1.4 Penegasan Istilah

  • Uji Daya Bunuh 
Uji daya bunuh adalah suatu eksperimen yang dilakukan untuk mengetahui daya bunuh dari ekstrak cabai rawit terhadap nyamuk Ae. aegypti setelah 24 jam perlakuan. Uji daya bunuh dalam penelitian ini dilakukan pada konsentrasi ekstrak cabai rawit sebesar 10%, 50%, 90%, dan 100%.
  • Ekstrak Cabai Rawit
Ekstrak cabai rawit adalah sediaan berupa larutan cair pekat yang diperoleh dari ekstraksi cabai rawit menggunakan metode soxhlet. Ekstrak cabai rawit yang digunakan dalam penelitian tidak bisa dibedakan zat-zat kimia yang terkandung di dalamnya, karena ekstrak masih bersifat kasar.

  • Nyamuk Ae. aegypti
Nyamuk Ae. aegypti dalam penelitian adalah nyamuk Ae. aegypti dengan jenis kelamin betina, berumur antara 2-5 hari, dan dalam keadaan telah diberi makan dengan darah marmut. Pemberian makan berupa darah marmut dilakukan dengan cara memasukkan marmut ke dalam tempat penangkaran nyamuk Ae. aegypti.

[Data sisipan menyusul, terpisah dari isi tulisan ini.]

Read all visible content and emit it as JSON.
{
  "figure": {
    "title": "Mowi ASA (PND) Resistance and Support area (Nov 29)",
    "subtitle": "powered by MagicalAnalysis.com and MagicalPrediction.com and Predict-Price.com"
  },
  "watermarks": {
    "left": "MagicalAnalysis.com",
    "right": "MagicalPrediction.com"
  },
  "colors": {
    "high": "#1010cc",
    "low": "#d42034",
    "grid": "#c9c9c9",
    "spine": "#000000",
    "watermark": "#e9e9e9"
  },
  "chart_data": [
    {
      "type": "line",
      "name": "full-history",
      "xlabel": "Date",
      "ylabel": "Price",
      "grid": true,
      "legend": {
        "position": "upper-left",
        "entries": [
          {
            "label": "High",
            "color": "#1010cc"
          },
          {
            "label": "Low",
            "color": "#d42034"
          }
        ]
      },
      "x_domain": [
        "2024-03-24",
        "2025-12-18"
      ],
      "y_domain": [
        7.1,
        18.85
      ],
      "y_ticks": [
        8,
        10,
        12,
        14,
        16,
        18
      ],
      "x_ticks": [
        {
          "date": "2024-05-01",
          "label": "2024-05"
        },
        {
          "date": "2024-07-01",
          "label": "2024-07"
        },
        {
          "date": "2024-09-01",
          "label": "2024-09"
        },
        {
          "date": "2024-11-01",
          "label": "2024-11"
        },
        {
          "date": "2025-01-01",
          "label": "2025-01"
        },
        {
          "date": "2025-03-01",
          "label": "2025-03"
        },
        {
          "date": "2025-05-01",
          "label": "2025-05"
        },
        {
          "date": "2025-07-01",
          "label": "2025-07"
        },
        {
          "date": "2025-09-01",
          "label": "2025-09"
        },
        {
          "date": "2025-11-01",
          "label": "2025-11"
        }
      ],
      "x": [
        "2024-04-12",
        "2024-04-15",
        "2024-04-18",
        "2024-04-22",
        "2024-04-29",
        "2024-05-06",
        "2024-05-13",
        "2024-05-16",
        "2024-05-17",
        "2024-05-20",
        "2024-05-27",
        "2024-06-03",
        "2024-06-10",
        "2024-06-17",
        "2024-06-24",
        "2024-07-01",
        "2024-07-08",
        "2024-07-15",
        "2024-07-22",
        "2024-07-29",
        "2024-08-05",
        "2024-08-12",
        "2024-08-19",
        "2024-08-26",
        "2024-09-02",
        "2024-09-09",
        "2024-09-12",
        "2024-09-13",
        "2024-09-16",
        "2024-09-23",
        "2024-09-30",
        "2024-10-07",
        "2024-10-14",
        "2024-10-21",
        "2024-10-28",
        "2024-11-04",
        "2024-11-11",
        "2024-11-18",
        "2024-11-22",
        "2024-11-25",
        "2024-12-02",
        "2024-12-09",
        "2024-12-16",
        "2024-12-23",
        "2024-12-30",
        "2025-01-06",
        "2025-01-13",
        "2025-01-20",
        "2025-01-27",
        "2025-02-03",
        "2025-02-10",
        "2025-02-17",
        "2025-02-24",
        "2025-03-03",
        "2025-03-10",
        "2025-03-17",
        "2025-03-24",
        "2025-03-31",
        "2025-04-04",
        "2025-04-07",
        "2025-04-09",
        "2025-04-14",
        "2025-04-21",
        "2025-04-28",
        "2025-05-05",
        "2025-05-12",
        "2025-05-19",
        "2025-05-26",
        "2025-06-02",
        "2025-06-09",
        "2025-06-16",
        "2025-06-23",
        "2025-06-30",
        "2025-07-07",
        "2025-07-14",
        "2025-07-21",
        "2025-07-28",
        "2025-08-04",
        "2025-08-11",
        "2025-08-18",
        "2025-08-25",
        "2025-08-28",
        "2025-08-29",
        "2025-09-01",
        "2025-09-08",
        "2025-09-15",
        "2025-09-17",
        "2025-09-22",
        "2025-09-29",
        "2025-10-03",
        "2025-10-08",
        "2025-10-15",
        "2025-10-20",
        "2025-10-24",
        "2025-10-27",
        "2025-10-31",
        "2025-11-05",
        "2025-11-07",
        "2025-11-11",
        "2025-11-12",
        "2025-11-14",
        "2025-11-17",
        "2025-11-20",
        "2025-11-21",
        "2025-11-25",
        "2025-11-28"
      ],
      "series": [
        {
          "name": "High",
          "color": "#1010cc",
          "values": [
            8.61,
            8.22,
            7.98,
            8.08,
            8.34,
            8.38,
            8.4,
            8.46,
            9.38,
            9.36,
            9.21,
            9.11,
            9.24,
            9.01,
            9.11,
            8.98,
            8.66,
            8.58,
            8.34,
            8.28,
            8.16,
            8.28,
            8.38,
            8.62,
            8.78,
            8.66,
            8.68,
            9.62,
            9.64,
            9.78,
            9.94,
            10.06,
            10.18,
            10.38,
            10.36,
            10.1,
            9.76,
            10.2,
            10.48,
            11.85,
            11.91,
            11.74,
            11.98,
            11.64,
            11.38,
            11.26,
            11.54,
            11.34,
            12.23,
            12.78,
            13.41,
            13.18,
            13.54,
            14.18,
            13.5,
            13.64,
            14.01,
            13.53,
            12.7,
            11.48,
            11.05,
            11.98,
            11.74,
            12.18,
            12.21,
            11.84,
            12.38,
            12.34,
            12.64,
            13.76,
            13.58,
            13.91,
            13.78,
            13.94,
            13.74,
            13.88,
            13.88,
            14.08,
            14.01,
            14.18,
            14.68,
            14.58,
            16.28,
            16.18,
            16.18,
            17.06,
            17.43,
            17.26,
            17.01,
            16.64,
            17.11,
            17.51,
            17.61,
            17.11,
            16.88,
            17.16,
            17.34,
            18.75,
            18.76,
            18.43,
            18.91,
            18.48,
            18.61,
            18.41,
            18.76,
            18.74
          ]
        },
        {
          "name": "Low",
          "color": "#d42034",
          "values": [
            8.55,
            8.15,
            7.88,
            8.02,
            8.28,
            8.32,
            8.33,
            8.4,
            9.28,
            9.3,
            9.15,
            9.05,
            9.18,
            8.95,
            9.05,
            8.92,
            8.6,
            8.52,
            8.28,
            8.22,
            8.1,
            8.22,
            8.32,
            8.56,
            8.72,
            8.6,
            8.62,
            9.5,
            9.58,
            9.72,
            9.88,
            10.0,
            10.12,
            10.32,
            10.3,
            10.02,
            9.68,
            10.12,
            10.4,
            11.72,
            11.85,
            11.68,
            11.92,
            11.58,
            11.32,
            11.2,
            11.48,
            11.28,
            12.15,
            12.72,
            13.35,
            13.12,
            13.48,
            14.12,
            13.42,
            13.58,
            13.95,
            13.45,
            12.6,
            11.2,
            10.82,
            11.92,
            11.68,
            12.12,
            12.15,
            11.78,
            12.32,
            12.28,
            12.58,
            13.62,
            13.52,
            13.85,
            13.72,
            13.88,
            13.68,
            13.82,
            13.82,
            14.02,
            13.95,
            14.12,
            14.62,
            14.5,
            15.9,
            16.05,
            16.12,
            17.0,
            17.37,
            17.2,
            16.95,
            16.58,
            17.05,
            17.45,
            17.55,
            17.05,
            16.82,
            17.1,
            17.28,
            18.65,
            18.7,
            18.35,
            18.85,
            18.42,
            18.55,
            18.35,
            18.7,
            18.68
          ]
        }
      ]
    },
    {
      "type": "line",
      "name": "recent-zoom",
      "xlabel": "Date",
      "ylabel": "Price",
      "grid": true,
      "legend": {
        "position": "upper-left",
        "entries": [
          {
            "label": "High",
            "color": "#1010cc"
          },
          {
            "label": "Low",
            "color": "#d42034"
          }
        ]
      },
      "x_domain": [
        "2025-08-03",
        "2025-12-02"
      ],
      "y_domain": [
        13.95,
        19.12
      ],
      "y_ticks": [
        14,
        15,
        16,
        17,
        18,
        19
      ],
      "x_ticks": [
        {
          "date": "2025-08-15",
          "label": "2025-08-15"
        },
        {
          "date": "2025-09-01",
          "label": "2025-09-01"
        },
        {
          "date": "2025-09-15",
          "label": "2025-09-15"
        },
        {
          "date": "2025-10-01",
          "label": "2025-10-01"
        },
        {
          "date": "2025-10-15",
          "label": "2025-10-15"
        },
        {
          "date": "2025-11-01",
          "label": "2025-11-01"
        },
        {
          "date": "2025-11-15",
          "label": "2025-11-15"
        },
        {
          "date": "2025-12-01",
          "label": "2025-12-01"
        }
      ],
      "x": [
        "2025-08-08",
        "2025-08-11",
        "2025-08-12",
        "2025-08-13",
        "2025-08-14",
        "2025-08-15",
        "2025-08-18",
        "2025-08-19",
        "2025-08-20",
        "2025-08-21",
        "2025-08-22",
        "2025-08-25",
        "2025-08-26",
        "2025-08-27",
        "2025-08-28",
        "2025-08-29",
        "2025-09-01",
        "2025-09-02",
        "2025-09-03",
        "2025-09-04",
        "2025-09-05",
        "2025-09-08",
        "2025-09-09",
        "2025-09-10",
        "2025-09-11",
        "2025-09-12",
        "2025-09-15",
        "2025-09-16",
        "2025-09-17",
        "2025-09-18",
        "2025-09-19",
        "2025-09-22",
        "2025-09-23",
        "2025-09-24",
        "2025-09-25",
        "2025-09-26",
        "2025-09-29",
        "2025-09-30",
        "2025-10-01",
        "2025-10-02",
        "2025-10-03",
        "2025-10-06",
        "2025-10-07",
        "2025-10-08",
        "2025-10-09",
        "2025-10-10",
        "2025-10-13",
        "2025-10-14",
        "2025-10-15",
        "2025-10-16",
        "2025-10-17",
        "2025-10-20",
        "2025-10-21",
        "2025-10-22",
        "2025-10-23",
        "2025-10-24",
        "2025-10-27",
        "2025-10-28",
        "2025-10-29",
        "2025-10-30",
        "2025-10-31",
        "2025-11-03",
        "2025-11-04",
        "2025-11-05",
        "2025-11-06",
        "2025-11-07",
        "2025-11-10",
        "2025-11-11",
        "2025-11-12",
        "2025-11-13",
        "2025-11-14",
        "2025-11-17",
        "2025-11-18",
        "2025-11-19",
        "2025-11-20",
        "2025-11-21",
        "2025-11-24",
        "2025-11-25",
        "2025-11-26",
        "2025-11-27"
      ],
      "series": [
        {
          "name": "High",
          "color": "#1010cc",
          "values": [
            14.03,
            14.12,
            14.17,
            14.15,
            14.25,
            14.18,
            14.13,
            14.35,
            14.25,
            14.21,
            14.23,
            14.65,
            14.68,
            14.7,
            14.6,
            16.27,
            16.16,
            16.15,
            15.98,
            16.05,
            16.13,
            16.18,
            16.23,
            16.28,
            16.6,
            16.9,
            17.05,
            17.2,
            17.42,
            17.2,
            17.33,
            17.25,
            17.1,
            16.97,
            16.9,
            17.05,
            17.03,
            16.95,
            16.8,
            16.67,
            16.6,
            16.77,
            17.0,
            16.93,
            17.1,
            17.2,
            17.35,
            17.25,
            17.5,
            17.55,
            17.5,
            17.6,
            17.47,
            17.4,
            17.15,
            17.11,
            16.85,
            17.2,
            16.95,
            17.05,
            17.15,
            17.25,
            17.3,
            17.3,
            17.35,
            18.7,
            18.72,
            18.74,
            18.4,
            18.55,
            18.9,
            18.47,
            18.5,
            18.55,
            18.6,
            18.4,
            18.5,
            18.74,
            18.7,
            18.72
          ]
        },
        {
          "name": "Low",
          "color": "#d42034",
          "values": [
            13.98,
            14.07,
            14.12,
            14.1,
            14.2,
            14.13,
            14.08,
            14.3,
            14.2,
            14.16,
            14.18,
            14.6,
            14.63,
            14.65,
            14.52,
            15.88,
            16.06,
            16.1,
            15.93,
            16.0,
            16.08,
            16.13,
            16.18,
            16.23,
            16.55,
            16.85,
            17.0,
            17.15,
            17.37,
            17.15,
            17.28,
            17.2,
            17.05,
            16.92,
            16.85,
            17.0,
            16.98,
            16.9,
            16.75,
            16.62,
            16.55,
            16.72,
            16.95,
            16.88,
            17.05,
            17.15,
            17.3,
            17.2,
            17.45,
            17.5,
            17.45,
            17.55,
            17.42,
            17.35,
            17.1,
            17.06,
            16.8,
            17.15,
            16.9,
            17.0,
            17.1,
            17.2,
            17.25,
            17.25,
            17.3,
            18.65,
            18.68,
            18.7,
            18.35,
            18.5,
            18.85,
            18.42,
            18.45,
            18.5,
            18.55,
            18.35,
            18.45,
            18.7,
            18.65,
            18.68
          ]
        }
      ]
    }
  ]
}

1.5 Kegunaan Hasil Penelitian
Hasil penelitian ini diharapkan dapat memberikan manfaat kepada:
  1. Peneliti, mendapatkan pengalaman menyusun karya ilmiah dalam bidang ilmu kesehatan masyarakat.
  2. masyarakat, memperoleh tambahan ilmu di bidang kesehatan masyarakat khususnya dalam upaya pengendalian penyakit yang ditularkan oleh nyamuk.
  3. ilmu kesehatan masyarakat, menambah laporan penelitian dalam lingkup ilmu kesehatan masyarakat
  4. BPVRP, menambah data tentang potensi tanaman sumber insektisida nabati.
  5. Peneliti lain, memberikan data dasar bagi penelitian yang sejenis.


1.6 Ruang Lingkup Penelitian
Ruang lingkup dalam penelitian ini dibatasi pada ekstrak cabai rawit dengan konsentrasi 10%, 50%, 90%, dan 100%. Parameter dalam penelitian adalah kematian nyamuk Ae. aegypti setelah 24 jam perlakuan. Penelitian inibersifat kasar karena tidak dibedakan senyawa-senyawa kimia yang terkandung
dalam ekstrak cabai rawit.


Baca Selengkapnya

2 comments:

Anonymous said...

I like use viagra, but this no good in my life, so viagra no good.

Anonymous said...

Is there anymore information you can give on this subject. It answers a lot of my questions but there is still more info I need. I will drop you an email if I can find it. Never mind I will just use the contact form. Hopefully you can help me further.